While rust from metals like iron is not a top problem in the areas waterways, it is still an environmental hazard, said Stella Koch chair of the Fairfax County Environmental Quality Advisory Commission.
"Unless we dispose of everything properly, it all ends up in a water body," said Koch, who praised the nursery for committing to removing the trucks.
On a 21-acre property, it can be easy to forget that some things are there, said Fred Dickenson, the manager of the nursery who has worked there since its opening. "A lot of it, it’s out of sight, out of mind," he said.
Most of the equipment which is being removed can't be seen from the neighborhood, said Andy Chaves, president of the Cardinal Estates Home Association, which is located across the street form the nursery. However, it is visible when he goes in the back of the nursery as a customer.
"I think there's always a concern that if something's not well kept, how well is the business run?" he said. "If they are going to clean things up, we applaud that."
Chaves said that his neighborhood of about 170 homes is generally supportive of having the nursery. "The consensus was that we would prefer to have that there than a row of townhouses," Chaves said.
He estimated that 20-25 percent of the homeowners, including himself, patronize the business. While there were issues with employees parking in the neighborhood and littering, he said that the nursery management addressed them and the situation has improved.
THE NURSERY has been going through its process to get a Special Exception since 2003. On April 20, there was a public hearing at the Planning Commission. On May 11, the commission voted unanimously to deny the special exception.
Murphy said that he has tried to accommodate the nursery and has repeatedly deferred the application in order to give them time to resolve the outstanding issues.
"In my opinion, we have not made much progress," he said on May 11. "Quite frankly, I'm disappointed."
Murphy said he has not been receiving adequate cooperation from the nursery.
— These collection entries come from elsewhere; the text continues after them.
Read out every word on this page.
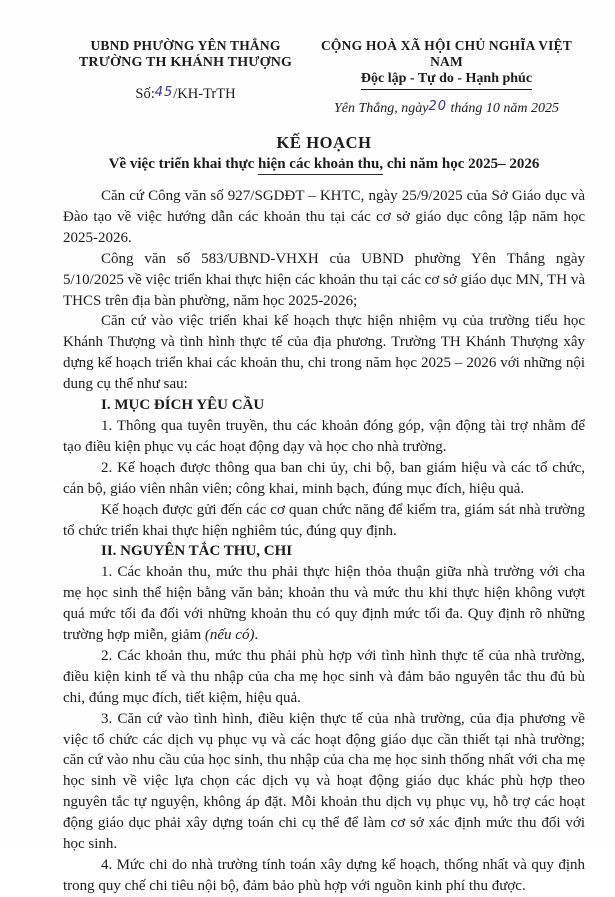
UBND PHƯỜNG YÊN THẮNG
TRƯỜNG TH KHÁNH THƯỢNG
Số:45/KH-TrTH
CỘNG HOÀ XÃ HỘI CHỦ NGHĨA VIỆT NAM
Độc lập - Tự do - Hạnh phúc
Yên Thắng, ngày20 tháng 10 năm 2025
KẾ HOẠCH
Về việc triển khai thực hiện các khoản thu, chi năm học 2025– 2026

Căn cứ Công văn số 927/SGDĐT – KHTC, ngày 25/9/2025 của Sở Giáo dục và Đào tạo về việc hướng dẫn các khoản thu tại các cơ sở giáo dục công lập năm học 2025-2026.

Công văn số 583/UBND-VHXH của UBND phường Yên Thắng ngày 5/10/2025 về việc triển khai thực hiện các khoản thu tại các cơ sở giáo dục MN, TH và THCS trên địa bàn phường, năm học 2025-2026;

Căn cứ vào việc triển khai kế hoạch thực hiện nhiệm vụ của trường tiểu học Khánh Thượng và tình hình thực tế của địa phương. Trường TH Khánh Thượng xây dựng kế hoạch triển khai các khoản thu, chi trong năm học 2025 – 2026 với những nội dung cụ thể như sau:

I. MỤC ĐÍCH YÊU CẦU

1. Thông qua tuyên truyền, thu các khoản đóng góp, vận động tài trợ nhằm để tạo điều kiện phục vụ các hoạt động dạy và học cho nhà trường.

2. Kế hoạch được thông qua ban chi ủy, chi bộ, ban giám hiệu và các tổ chức, cán bộ, giáo viên nhân viên; công khai, minh bạch, đúng mục đích, hiệu quả.

Kế hoạch được gửi đến các cơ quan chức năng để kiểm tra, giám sát nhà trường tổ chức triển khai thực hiện nghiêm túc, đúng quy định.

II. NGUYÊN TẮC THU, CHI

1. Các khoản thu, mức thu phải thực hiện thỏa thuận giữa nhà trường với cha mẹ học sinh thể hiện bằng văn bản; khoản thu và mức thu khi thực hiện không vượt quá mức tối đa đối với những khoản thu có quy định mức tối đa. Quy định rõ những trường hợp miễn, giảm (nếu có).

2. Các khoản thu, mức thu phải phù hợp với tình hình thực tế của nhà trường, điều kiện kinh tế và thu nhập của cha mẹ học sinh và đảm bảo nguyên tắc thu đủ bù chi, đúng mục đích, tiết kiệm, hiệu quả.

3. Căn cứ vào tình hình, điều kiện thực tế của nhà trường, của địa phương về việc tổ chức các dịch vụ phục vụ và các hoạt động giáo dục cần thiết tại nhà trường; căn cứ vào nhu cầu của học sinh, thu nhập của cha mẹ học sinh thống nhất với cha mẹ học sinh về việc lựa chọn các dịch vụ và hoạt động giáo dục khác phù hợp theo nguyên tắc tự nguyện, không áp đặt. Mỗi khoản thu dịch vụ phục vụ, hỗ trợ các hoạt động giáo dục phải xây dựng toán chi cụ thể để làm cơ sở xác định mức thu đối với học sinh.

4. Mức chi do nhà trường tính toán xây dựng kế hoạch, thống nhất và quy định trong quy chế chi tiêu nội bộ, đảm bảo phù hợp với nguồn kinh phí thu được.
He said that in deferring the Planning Commission decision for three weeks, he had hoped to give the nursery time to fix the problems. "Some things were done. Not enough, in my opinion," said Murphy, who had been to the nursery the night before. "It's still a junkyard."
Murphy praised the nursery as a business, and said that the customers there are usually happy. However, he said that he could not in good conscience support the request for a special exception.
Nursery management contends that it is working on cleaning up.
"We've always done exactly what they told us to do," DeAngelis said.
"We've gotten rid of five or six vehicles and four to five loads of trash," said Dickenson.
Dickenson and DeAngelis both said that they had not been aware of Murphy's timetable for removing the items. They said they were under the impression that they would have about 18 months to make the necessary changes. They also noted that this is the busiest time of year for their business.
"We have three months. Either we make money or we lose money," DeAngelis said.
Now that the Planning Commission has rejected the special exception, it goes to the Board of Supervisors for another public hearing and final decision. If the board approves, the business will continue to operate in much the same way it does now. If the board rejects the application, it will need to be returned to its last legal state, which was in 1978.
DeAngelis said he had not been present for Murphy's visit, so he was not sure exactly which items were considered most egregious. Once he has that list, DeAngelis expects to have everything taken care of prior to the public hearing at the Board of Supervisors, which may happen on June 26.
"If those trailers have to go by the 26th, they'll be gone within two weeks."